Finanzminister Osborne zitierte Expertenschätzungen, dass Brexit das Bruttoinlandsprodukt um fünf bis sechs Prozent schrumpfen lassen werde - „Ich selbst allerdings glaube, es könnte sogar noch schlimmer werden“ – und kündigte für den Fall einen drastischen Sparhaushalt an. Damit hat er nach Ansicht vieler Kommentatoren den Bogen überspannt. Seine düsteren Prognosen könnten eher dem Brexit-Lager Munition liefern, das von einer Einschüchterungskampagne spricht. Schützenhilfe hatte Osborne aber schon von einer Reihe britischer Volkswirte und internationaler Organisationen wie der OECD und dem Internationalen Währungsfonds (IWF) erhalten.

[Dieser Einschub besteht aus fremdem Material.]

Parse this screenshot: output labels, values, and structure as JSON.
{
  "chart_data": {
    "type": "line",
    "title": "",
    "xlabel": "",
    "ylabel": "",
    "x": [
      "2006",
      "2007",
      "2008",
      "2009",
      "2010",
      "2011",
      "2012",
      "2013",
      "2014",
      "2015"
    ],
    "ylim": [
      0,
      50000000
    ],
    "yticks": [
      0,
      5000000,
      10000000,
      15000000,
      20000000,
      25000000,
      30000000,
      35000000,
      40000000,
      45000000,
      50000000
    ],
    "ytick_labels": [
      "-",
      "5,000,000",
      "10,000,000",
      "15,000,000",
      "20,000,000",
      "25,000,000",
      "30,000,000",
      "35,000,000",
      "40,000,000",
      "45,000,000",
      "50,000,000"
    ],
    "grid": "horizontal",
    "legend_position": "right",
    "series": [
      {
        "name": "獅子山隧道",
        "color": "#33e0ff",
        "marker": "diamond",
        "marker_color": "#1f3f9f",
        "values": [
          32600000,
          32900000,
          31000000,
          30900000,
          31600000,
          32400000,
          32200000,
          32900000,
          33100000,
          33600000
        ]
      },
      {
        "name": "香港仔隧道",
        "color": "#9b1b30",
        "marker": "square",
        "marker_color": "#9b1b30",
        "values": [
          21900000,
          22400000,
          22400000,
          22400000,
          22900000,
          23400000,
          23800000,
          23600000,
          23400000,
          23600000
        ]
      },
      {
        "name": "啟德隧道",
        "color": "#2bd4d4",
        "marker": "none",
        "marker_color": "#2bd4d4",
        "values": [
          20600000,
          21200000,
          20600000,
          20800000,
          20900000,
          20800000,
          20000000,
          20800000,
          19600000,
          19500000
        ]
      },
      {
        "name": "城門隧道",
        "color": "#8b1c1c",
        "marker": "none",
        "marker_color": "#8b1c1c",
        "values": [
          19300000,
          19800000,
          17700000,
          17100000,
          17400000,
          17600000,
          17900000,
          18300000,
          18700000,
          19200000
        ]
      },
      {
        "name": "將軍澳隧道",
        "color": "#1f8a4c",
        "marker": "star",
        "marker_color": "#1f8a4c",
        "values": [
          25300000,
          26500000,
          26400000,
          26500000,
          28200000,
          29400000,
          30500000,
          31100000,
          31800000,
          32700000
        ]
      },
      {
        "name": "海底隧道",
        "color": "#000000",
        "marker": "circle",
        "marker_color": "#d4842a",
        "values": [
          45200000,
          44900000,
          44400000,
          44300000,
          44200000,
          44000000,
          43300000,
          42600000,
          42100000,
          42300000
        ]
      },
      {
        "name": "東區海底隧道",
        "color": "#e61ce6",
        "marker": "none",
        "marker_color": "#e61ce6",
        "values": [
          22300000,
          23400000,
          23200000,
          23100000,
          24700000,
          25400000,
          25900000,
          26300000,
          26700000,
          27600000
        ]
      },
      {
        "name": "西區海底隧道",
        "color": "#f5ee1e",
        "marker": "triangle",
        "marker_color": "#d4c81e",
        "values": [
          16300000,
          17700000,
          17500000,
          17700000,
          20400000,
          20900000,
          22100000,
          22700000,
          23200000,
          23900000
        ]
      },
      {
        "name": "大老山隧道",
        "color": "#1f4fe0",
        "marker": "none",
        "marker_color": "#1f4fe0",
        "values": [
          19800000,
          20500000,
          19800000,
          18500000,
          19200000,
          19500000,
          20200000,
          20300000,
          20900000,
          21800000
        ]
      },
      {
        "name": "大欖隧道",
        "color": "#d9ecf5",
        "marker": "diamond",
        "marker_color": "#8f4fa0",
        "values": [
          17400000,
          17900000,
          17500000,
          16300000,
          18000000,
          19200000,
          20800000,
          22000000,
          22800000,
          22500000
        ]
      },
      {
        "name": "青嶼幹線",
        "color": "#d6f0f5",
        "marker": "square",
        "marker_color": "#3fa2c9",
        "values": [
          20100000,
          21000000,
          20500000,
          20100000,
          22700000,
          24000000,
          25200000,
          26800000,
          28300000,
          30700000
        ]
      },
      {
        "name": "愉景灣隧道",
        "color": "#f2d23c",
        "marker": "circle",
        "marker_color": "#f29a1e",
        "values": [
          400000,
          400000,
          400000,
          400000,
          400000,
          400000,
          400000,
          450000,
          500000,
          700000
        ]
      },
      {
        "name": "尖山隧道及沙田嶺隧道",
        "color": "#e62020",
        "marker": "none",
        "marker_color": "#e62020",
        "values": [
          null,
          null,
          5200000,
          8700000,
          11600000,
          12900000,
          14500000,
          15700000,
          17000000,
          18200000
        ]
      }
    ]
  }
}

Der IWF meldete sich am Samstag erneut zu Wort und erklärte, im Falle eines Austritts müsse Großbritannien nicht nur mit den 27 anderen EU-Staaten sondern auch mit rund 60 Nicht-EU-Ländern seine Handelsbeziehungen neu aushandeln, was lange Jahre dauern dürfte.

Viele britischen Medien haben mittlerweile öffentlich Stellung bezogen. So empfehlen der „Telegraph“,  der „Sunday Telegraph“ und die „Sunday Times“, für den Brexit zu stimmen. Auf derselben Linie liegen die Boulevardzeitungen „Sun“, „Daily Mail“ und „Daily Express“. Dagegen sprachen sich die „Times“, der „Guardian“, die „Mail on Sunday“, der „Observer“ und die linken Boulevard-Blätter „Sunday Mirror“ und „Daily Mirror“ für den Verbleib in der EU aus. Überraschenderweise stehen die Murdoch-Zeitungen „Sun“ und „Times“ damit in gegensätzlichen Lagern. Wenig überraschend dagegen plädieren die Wirtschaftsblätter „Financial Times“ und „Economist“ für den EU-Verbleib.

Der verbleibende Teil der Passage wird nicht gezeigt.